Parce que le langage a longtemps été le propre des humains, nombreux sont les chercheurs qui hésitent, selon Astrid Guillaume, à utiliser « langage animal » de peur de voir s’amoindrir la frontière entre l’humain et les animaux. Mais, pour la zoosémioticienne, quel que soit le mot (langage, expression, communication) que nous utilisons, une chose est sûre : tous les animaux font passer du sens. Et ce de différentes manières : soit via des sons qui peuvent être associés à une gestuelle précise, comme chez les dauphins ou les gibbons, soit via différents signes, émissions chimiques/olfactives (phéromones, urine) ou traces (griffures d’arbres).

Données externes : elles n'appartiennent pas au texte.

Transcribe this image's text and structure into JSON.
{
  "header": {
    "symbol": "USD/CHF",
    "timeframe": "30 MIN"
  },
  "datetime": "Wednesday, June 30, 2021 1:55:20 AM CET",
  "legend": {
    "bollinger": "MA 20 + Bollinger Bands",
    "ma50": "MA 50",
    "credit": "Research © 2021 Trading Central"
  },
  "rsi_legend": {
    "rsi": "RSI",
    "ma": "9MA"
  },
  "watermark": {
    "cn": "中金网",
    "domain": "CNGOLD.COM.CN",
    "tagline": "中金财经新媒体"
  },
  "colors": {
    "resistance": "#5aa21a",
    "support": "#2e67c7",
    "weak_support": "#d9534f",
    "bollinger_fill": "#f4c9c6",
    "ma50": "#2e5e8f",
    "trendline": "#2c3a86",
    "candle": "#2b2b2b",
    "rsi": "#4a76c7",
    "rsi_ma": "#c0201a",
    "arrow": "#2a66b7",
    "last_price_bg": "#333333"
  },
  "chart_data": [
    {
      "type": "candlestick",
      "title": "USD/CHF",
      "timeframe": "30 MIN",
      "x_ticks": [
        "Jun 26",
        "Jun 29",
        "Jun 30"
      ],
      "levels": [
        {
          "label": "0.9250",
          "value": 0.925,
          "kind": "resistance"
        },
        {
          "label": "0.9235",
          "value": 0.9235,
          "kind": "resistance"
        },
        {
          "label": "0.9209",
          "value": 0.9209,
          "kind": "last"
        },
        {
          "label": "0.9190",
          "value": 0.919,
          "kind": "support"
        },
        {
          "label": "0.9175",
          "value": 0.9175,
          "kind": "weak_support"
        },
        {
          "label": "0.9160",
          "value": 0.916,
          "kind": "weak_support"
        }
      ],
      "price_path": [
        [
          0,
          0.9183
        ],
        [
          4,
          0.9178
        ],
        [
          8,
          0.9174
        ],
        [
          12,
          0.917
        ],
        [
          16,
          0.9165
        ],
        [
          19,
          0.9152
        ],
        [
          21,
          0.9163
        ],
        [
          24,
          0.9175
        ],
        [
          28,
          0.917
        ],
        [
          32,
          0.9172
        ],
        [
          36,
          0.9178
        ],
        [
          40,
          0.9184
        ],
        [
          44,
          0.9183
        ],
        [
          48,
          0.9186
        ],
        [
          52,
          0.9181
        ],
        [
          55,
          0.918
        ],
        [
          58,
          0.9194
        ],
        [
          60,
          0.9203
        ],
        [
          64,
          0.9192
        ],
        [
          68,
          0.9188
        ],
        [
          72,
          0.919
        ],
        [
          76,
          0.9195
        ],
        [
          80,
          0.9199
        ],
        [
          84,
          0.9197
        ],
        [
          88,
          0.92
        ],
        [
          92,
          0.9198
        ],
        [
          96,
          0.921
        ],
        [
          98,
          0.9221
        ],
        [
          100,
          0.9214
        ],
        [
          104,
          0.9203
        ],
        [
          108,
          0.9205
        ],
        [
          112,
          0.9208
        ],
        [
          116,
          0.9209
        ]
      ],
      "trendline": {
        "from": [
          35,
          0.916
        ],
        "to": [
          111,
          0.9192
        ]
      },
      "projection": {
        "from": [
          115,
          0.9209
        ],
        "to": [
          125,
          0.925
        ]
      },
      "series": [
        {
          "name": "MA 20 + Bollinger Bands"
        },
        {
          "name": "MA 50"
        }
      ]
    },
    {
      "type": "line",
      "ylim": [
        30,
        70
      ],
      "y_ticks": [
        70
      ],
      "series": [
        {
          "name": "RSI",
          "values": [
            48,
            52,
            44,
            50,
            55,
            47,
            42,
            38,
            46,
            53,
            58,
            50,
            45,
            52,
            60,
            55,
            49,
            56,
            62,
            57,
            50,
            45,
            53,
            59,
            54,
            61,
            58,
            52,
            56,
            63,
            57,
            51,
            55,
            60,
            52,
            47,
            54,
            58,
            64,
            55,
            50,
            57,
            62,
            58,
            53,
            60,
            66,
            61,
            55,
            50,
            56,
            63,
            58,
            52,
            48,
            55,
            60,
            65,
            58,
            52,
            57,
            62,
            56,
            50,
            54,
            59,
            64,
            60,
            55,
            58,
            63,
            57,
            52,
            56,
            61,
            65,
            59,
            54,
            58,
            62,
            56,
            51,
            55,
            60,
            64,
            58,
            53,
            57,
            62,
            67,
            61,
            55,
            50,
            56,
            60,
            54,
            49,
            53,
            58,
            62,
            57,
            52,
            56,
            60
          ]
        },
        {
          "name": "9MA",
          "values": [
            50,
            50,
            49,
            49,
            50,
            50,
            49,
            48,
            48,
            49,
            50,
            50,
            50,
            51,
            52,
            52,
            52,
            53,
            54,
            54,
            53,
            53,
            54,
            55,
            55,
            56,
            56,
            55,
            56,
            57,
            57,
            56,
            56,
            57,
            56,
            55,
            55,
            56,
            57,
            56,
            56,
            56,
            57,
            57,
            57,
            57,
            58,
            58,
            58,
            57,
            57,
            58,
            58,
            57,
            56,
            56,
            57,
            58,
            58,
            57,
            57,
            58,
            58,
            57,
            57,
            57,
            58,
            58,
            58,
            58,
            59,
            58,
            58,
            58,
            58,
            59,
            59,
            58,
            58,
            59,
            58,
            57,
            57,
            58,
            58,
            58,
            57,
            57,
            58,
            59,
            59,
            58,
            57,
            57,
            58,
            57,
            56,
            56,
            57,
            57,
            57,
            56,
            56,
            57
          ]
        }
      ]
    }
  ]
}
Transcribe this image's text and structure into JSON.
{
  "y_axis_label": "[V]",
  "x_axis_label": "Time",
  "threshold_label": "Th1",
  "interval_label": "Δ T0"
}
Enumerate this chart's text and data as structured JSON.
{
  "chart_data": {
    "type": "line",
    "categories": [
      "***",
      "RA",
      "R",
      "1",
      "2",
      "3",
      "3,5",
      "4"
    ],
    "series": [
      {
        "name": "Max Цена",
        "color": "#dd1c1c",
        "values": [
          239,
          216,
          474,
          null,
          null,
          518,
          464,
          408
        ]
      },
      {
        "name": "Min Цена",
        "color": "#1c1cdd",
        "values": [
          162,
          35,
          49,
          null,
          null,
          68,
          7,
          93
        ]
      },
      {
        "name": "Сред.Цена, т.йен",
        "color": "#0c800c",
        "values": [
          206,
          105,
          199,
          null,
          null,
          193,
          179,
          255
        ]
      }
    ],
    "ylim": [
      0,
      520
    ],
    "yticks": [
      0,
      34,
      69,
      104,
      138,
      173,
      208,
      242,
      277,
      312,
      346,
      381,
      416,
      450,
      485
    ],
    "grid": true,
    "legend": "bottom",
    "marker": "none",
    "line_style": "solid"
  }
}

En effet, vocaliser chez les animaux est une prise de risque dans un milieu sauvage et hostile. C’est pourquoi les animaux libres ont développé d’autres formes d’expressions que le son avec le visuel et le gestuel, l’occupation de l’espace (loups) ou encore les intelligences collectives (abeilles, bancs de poissons, nuées d’oiseaux).
« Chez la majorité des animaux, tout ne passe pas que par le sonore et la vocalisation, alors que c’est majoritairement le cas chez l’humain, rappelle Astrid Guillaume. Il faut donc repenser ce qui fait langage, c’est-à-dire ce qui permet de communiquer du sens d’un point A vers un point B. »
1« Apprenez à parler le singe », Marie-Céline Ray, Futura, 2018.
2 « Les primates inventent la syntaxe », Grégoire Macqueron, Futura, 2009/2015.